Afin d'éviter les calculs redondants ou les recherches dans les bases de données, les applications utilisent généralement des caches en mémoire. Cette pratique peut toutefois s'avérer problématique si plusieurs instances de l'application s'exécutent simultanément, car les caches peuvent devenir incohérents.

Pour éviter les incohérences, utilisez un cache distribué, soit directement, soit à l'aide de l'interface IDistributedCache. En principe, les serveurs de cache tels que Redis ou Memcached sont relativement moins gourmands en ressources, mais accroissent la complexité de la configuration globale.

Stockage

Les données sous forme d'images, de pièces jointes ou de fichiers multimédias sont généralement stockées sur un disque. Sur une VM, le stockage sur un disque persistant ne constitue pas une option viable, car cela empêche le partage de données entre plusieurs machines, et présente un risque de perte si une nouvelle instance de VM est générée. Choisissez plutôt l'une des approches suivantes :

  • Déplacer les données vers un serveur de partage de fichiers. Cette méthode réduit l'impact sur l'application, mais la mise en place d'un serveur SMB ou NFS à haute disponibilité engendre des coûts et des efforts de maintenance supplémentaires.
  • Déplacer les données vers Cloud Storage. Bien que cette méthode implique de modifier l'application, Cloud Storage offre une haute disponibilité, est beaucoup plus économique que l'exécution d'un serveur de fichiers, et ne nécessite aucune opération de maintenance supplémentaire.

Stratégies de déploiement

Lorsque vous déployez une nouvelle version d'application, vous devez minimiser les risques et les répercussions sur l'utilisateur final. Les trois stratégies les plus courantes pour y parvenir sont les déploiements Recréer, Bleu/Vert et les déploiements progressifs.

Stratégie Recréer

L'idée de la stratégie Recréer consiste à arrêter l'application en cours d'exécution sur tous les serveurs, à en déployer une nouvelle version et à démarrer l'application. L'inconvénient majeur de cette stratégie est de provoquer une interruption de service, mais elle évite les problèmes pouvant éventuellement survenir lorsque deux versions différentes d'une application coexistent temporairement et accèdent à des données communes.

Stratégie Bleu/Vert

La stratégie Bleu/Vert (également appelée Rouge/Noir) consiste à déployer une nouvelle version de l'application sur un nouvel ensemble de serveurs. Une fois le déploiement terminé, vous transférez tout le trafic de l'ancien vers le nouvel ensemble de serveurs. Cette approche nécessite temporairement jusqu'à deux fois le nombre de serveurs nécessaires à la production, mais évite les interruptions de service.

Par ailleurs, cette stratégie exige que deux versions d'une application puissent coexister temporairement sans interférer l'une avec l'autre. Dans le cas des applications qui accèdent aux bases de données, chaque itération des modifications apportées aux schémas de base de données doit être compatible, au minimum, avec la version précédente.

Stratégie de déploiement progressif

Le déploiement progressif consiste à mettre à jour un serveur après l'autre.
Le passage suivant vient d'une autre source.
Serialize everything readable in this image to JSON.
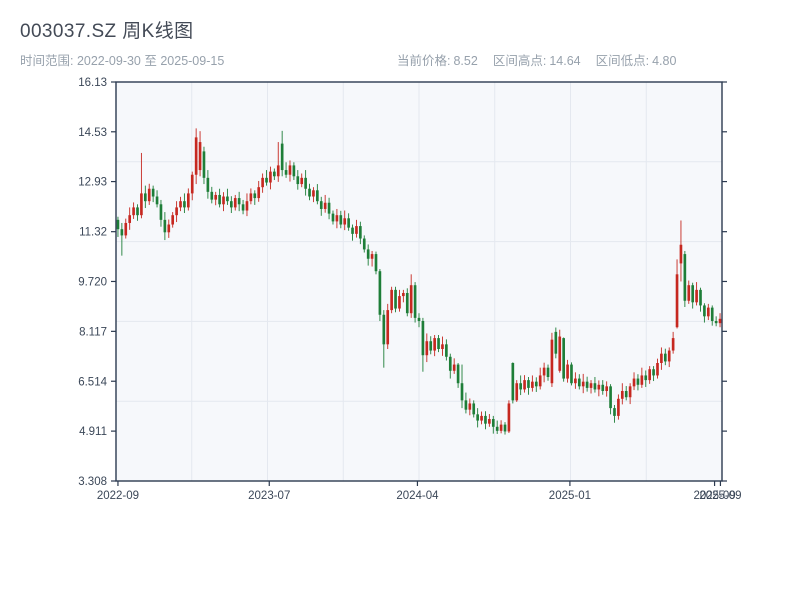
{
  "header": {
    "title": "003037.SZ 周K线图",
    "subtitle": "时间范围: 2022-09-30 至 2025-09-15",
    "info_items": [
      {
        "label": "当前价格:",
        "value": "8.52"
      },
      {
        "label": "区间高点:",
        "value": "14.64"
      },
      {
        "label": "区间低点:",
        "value": "4.80"
      }
    ]
  },
  "chart_data": {
    "type": "candlestick",
    "title": "003037.SZ 周K线图",
    "period": "weekly",
    "date_start": "2022-09-30",
    "date_end": "2025-09-15",
    "current_price": 8.52,
    "range_high": 14.64,
    "range_low": 4.8,
    "ylim": [
      3.308,
      16.13
    ],
    "yticks": [
      {
        "v": 16.13,
        "label": "16.13"
      },
      {
        "v": 14.53,
        "label": "14.53"
      },
      {
        "v": 12.93,
        "label": "12.93"
      },
      {
        "v": 11.32,
        "label": "11.32"
      },
      {
        "v": 9.72,
        "label": "9.720"
      },
      {
        "v": 8.117,
        "label": "8.117"
      },
      {
        "v": 6.514,
        "label": "6.514"
      },
      {
        "v": 4.911,
        "label": "4.911"
      },
      {
        "v": 3.308,
        "label": "3.308"
      }
    ],
    "xticks": [
      {
        "pos": 0,
        "label": "2022-09"
      },
      {
        "pos": 38.7,
        "label": "2023-07"
      },
      {
        "pos": 76.6,
        "label": "2024-04"
      },
      {
        "pos": 115.6,
        "label": "2025-01"
      },
      {
        "pos": 152.6,
        "label": "2025-09"
      },
      {
        "pos": 154.1,
        "label": "2025-09"
      }
    ],
    "grid": true,
    "grid_divisions": {
      "x": 8,
      "y": 5
    },
    "colors": {
      "up": "#c62820",
      "down": "#1e7e38",
      "spine": "#2c3a50",
      "grid": "#e4e8ef",
      "plot_bg": "#f6f8fb",
      "tick_text": "#3b4758"
    },
    "candles": [
      [
        11.7,
        11.8,
        11.15,
        11.4
      ],
      [
        11.4,
        11.6,
        10.55,
        11.2
      ],
      [
        11.2,
        11.74,
        11.1,
        11.6
      ],
      [
        11.6,
        12.1,
        11.38,
        11.85
      ],
      [
        11.85,
        12.26,
        11.73,
        12.1
      ],
      [
        12.1,
        12.2,
        11.67,
        11.85
      ],
      [
        11.85,
        13.85,
        11.75,
        12.55
      ],
      [
        12.55,
        12.8,
        12.08,
        12.3
      ],
      [
        12.3,
        12.86,
        12.18,
        12.7
      ],
      [
        12.7,
        12.8,
        12.27,
        12.45
      ],
      [
        12.45,
        12.65,
        12.1,
        12.2
      ],
      [
        12.2,
        12.34,
        11.48,
        11.7
      ],
      [
        11.7,
        11.95,
        11.05,
        11.3
      ],
      [
        11.3,
        11.71,
        11.12,
        11.55
      ],
      [
        11.55,
        11.95,
        11.45,
        11.85
      ],
      [
        11.85,
        12.3,
        11.63,
        12.1
      ],
      [
        12.1,
        12.44,
        11.98,
        12.3
      ],
      [
        12.3,
        12.55,
        11.92,
        12.1
      ],
      [
        12.1,
        12.71,
        12.0,
        12.55
      ],
      [
        12.55,
        13.25,
        12.33,
        13.15
      ],
      [
        13.15,
        14.64,
        12.85,
        14.35
      ],
      [
        13.3,
        14.55,
        13.1,
        14.2
      ],
      [
        13.9,
        14.05,
        12.85,
        13.05
      ],
      [
        13.05,
        13.3,
        12.38,
        12.6
      ],
      [
        12.6,
        12.76,
        12.23,
        12.35
      ],
      [
        12.35,
        12.6,
        12.17,
        12.5
      ],
      [
        12.5,
        12.7,
        12.1,
        12.2
      ],
      [
        12.2,
        12.59,
        11.98,
        12.45
      ],
      [
        12.45,
        12.7,
        12.18,
        12.3
      ],
      [
        12.3,
        12.46,
        11.92,
        12.1
      ],
      [
        12.1,
        12.5,
        12.0,
        12.4
      ],
      [
        12.4,
        12.6,
        11.98,
        12.2
      ],
      [
        12.2,
        12.34,
        11.88,
        12.0
      ],
      [
        12.0,
        12.55,
        11.82,
        12.3
      ],
      [
        12.3,
        12.71,
        12.2,
        12.55
      ],
      [
        12.55,
        12.65,
        12.18,
        12.4
      ],
      [
        12.4,
        12.95,
        12.28,
        12.75
      ],
      [
        12.75,
        13.19,
        12.57,
        13.05
      ],
      [
        13.05,
        13.3,
        12.8,
        12.9
      ],
      [
        12.9,
        13.41,
        12.68,
        13.25
      ],
      [
        13.25,
        13.35,
        12.98,
        13.1
      ],
      [
        13.1,
        14.2,
        12.92,
        13.45
      ],
      [
        14.15,
        14.56,
        13.1,
        13.3
      ],
      [
        13.3,
        13.55,
        13.05,
        13.15
      ],
      [
        13.15,
        13.61,
        12.93,
        13.45
      ],
      [
        13.45,
        13.55,
        12.98,
        13.1
      ],
      [
        13.1,
        13.3,
        12.67,
        12.85
      ],
      [
        12.85,
        13.19,
        12.75,
        13.05
      ],
      [
        13.05,
        13.3,
        12.48,
        12.7
      ],
      [
        12.7,
        12.86,
        12.33,
        12.45
      ],
      [
        12.45,
        12.75,
        12.27,
        12.65
      ],
      [
        12.65,
        12.85,
        12.2,
        12.3
      ],
      [
        12.3,
        12.44,
        11.83,
        12.05
      ],
      [
        12.05,
        12.5,
        11.93,
        12.25
      ],
      [
        12.25,
        12.41,
        11.72,
        11.9
      ],
      [
        11.9,
        12.0,
        11.55,
        11.65
      ],
      [
        11.65,
        12.05,
        11.43,
        11.85
      ],
      [
        11.85,
        11.99,
        11.43,
        11.55
      ],
      [
        11.55,
        12.0,
        11.37,
        11.75
      ],
      [
        11.75,
        11.91,
        11.35,
        11.45
      ],
      [
        11.45,
        11.55,
        11.03,
        11.25
      ],
      [
        11.25,
        11.7,
        11.13,
        11.5
      ],
      [
        11.5,
        11.64,
        10.92,
        11.1
      ],
      [
        11.1,
        11.2,
        10.65,
        10.75
      ],
      [
        10.75,
        10.91,
        10.23,
        10.45
      ],
      [
        10.45,
        10.7,
        10.2,
        10.6
      ],
      [
        10.6,
        10.68,
        9.95,
        10.05
      ],
      [
        10.05,
        10.12,
        8.45,
        8.65
      ],
      [
        8.65,
        8.8,
        6.95,
        7.7
      ],
      [
        7.7,
        9.0,
        7.55,
        8.8
      ],
      [
        8.8,
        9.55,
        8.7,
        9.45
      ],
      [
        9.45,
        9.55,
        8.73,
        8.85
      ],
      [
        8.85,
        9.45,
        8.75,
        9.25
      ],
      [
        9.25,
        9.45,
        9.05,
        9.35
      ],
      [
        9.35,
        9.5,
        8.6,
        8.7
      ],
      [
        8.7,
        9.95,
        8.55,
        9.6
      ],
      [
        9.6,
        9.7,
        8.4,
        8.55
      ],
      [
        8.55,
        8.7,
        8.25,
        8.45
      ],
      [
        8.45,
        8.55,
        6.82,
        7.35
      ],
      [
        7.35,
        8.05,
        7.13,
        7.8
      ],
      [
        7.8,
        7.96,
        7.38,
        7.5
      ],
      [
        7.5,
        8.0,
        7.32,
        7.9
      ],
      [
        7.9,
        8.0,
        7.45,
        7.55
      ],
      [
        7.55,
        7.95,
        7.33,
        7.7
      ],
      [
        7.7,
        7.86,
        7.18,
        7.3
      ],
      [
        7.3,
        7.4,
        6.6,
        6.85
      ],
      [
        6.85,
        7.25,
        6.75,
        7.05
      ],
      [
        7.05,
        7.1,
        6.3,
        6.45
      ],
      [
        6.45,
        7.05,
        5.65,
        5.9
      ],
      [
        5.9,
        6.15,
        5.48,
        5.6
      ],
      [
        5.6,
        5.96,
        5.42,
        5.8
      ],
      [
        5.8,
        5.9,
        5.35,
        5.45
      ],
      [
        5.45,
        5.65,
        5.03,
        5.25
      ],
      [
        5.25,
        5.54,
        5.13,
        5.4
      ],
      [
        5.4,
        5.55,
        4.97,
        5.15
      ],
      [
        5.15,
        5.46,
        5.05,
        5.3
      ],
      [
        5.3,
        5.4,
        4.83,
        5.05
      ],
      [
        5.05,
        5.25,
        4.82,
        4.92
      ],
      [
        4.92,
        5.26,
        4.84,
        5.12
      ],
      [
        5.12,
        5.2,
        4.8,
        4.9
      ],
      [
        4.9,
        5.9,
        4.85,
        5.8
      ],
      [
        7.1,
        7.12,
        5.8,
        5.9
      ],
      [
        5.9,
        6.55,
        5.85,
        6.45
      ],
      [
        6.45,
        6.7,
        6.07,
        6.25
      ],
      [
        6.25,
        6.71,
        6.15,
        6.55
      ],
      [
        6.55,
        6.65,
        6.08,
        6.3
      ],
      [
        6.3,
        6.7,
        6.18,
        6.5
      ],
      [
        6.5,
        6.64,
        6.17,
        6.35
      ],
      [
        6.35,
        6.95,
        6.25,
        6.7
      ],
      [
        6.7,
        7.11,
        6.48,
        6.95
      ],
      [
        6.95,
        7.05,
        6.53,
        6.65
      ],
      [
        6.45,
        8.07,
        6.33,
        7.85
      ],
      [
        8.1,
        8.24,
        7.25,
        7.4
      ],
      [
        6.85,
        8.17,
        6.79,
        7.95
      ],
      [
        7.9,
        7.92,
        6.5,
        6.6
      ],
      [
        6.6,
        7.2,
        6.47,
        7.05
      ],
      [
        7.05,
        7.12,
        6.38,
        6.45
      ],
      [
        6.45,
        6.8,
        6.27,
        6.6
      ],
      [
        6.6,
        6.74,
        6.25,
        6.35
      ],
      [
        6.35,
        6.75,
        6.13,
        6.5
      ],
      [
        6.5,
        6.66,
        6.18,
        6.3
      ],
      [
        6.3,
        6.55,
        6.12,
        6.45
      ],
      [
        6.45,
        6.65,
        6.15,
        6.25
      ],
      [
        6.25,
        6.54,
        6.03,
        6.4
      ],
      [
        6.4,
        6.55,
        6.08,
        6.2
      ],
      [
        6.2,
        6.51,
        6.02,
        6.35
      ],
      [
        6.35,
        6.42,
        5.45,
        5.65
      ],
      [
        5.65,
        5.75,
        5.18,
        5.4
      ],
      [
        5.4,
        6.09,
        5.28,
        5.95
      ],
      [
        5.95,
        6.45,
        5.77,
        6.2
      ],
      [
        6.2,
        6.36,
        5.9,
        6.0
      ],
      [
        6.0,
        6.45,
        5.78,
        6.35
      ],
      [
        6.35,
        6.8,
        6.23,
        6.6
      ],
      [
        6.6,
        6.74,
        6.22,
        6.4
      ],
      [
        6.4,
        6.95,
        6.3,
        6.7
      ],
      [
        6.7,
        6.86,
        6.33,
        6.55
      ],
      [
        6.55,
        7.0,
        6.43,
        6.9
      ],
      [
        6.9,
        7.0,
        6.52,
        6.7
      ],
      [
        6.7,
        7.24,
        6.6,
        7.1
      ],
      [
        7.1,
        7.6,
        6.88,
        7.4
      ],
      [
        7.4,
        7.56,
        7.03,
        7.15
      ],
      [
        7.15,
        7.6,
        6.97,
        7.5
      ],
      [
        7.5,
        8.1,
        7.4,
        7.9
      ],
      [
        8.25,
        10.43,
        8.21,
        9.95
      ],
      [
        10.3,
        11.68,
        9.72,
        10.9
      ],
      [
        10.6,
        10.7,
        8.9,
        9.1
      ],
      [
        9.1,
        9.75,
        9.0,
        9.6
      ],
      [
        9.6,
        9.68,
        8.85,
        9.05
      ],
      [
        9.05,
        9.7,
        8.95,
        9.45
      ],
      [
        9.45,
        9.52,
        8.75,
        8.95
      ],
      [
        8.95,
        9.02,
        8.4,
        8.6
      ],
      [
        8.6,
        9.0,
        8.48,
        8.88
      ],
      [
        8.88,
        8.95,
        8.3,
        8.45
      ],
      [
        8.45,
        8.6,
        8.28,
        8.38
      ],
      [
        8.38,
        8.7,
        8.25,
        8.52
      ]
    ]
  }
}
Comme pour la stratégie Bleu/Vert, deux versions différentes d'une application doivent coexister pendant un certain temps. Toutefois, contrairement au déploiement Bleu/Vert, vous transférez progressivement le trafic de l'ancienne vers la nouvelle version. À mesure que les serveurs sont mis à jour, le nombre d'utilisateurs routés vers la nouvelle version augmente jusqu'à ce que tous l'utilisent dès la mise à jour du dernier serveur. Cette approche présente un avantage clé : les problèmes potentiels peuvent être détectés rapidement, avant que tous les utilisateurs ne soient affectés, ce qui contribue à réduire le risque global.

Étant donné que les déploiements progressifs reposent sur la coexistence de deux versions de l'application, cette stratégie implique souvent de configurer un équilibreur de charge de façon à éviter le renvoi des utilisateurs d'une version à l'autre.

Options de déploiement

Jusqu'à présent, nous avons évoqué les modèles, les cibles et les stratégies de déploiement dans cet article. Les sections suivantes présentent des options spécifiques permettant de déployer des applications .NET sur Google Cloud.

Environnement flexible App Engine (Linux)

L'environnement flexible App Engine fournit un environnement PaaS (Platform as a Service) pour les applications .NET Core. L'environnement flexible d'App Engine étant basé sur Linux, il n'est utile que pour les applications .NET Core.

Cet environnement flexible utilise, en interne, des conteneurs pour exécuter et faire évoluer des applications, mais vous évite de créer ou de gérer des images de conteneur. À la place, les fichiers binaires de l'application peuvent être déployés directement. En s'appuyant sur les services, l'environnement flexible App Engine vous permet d'exécuter des applications décomposées en plusieurs microservices plus petits.

L'environnement flexible App Engine peut adapter automatiquement le nombre d'instances d'application en fonction de la charge, en tenant compte des limites que vous avez configurées pour l'application. Par défaut, un minimum de deux instances est conservé, bien que vous puissiez modifier ce paramètre.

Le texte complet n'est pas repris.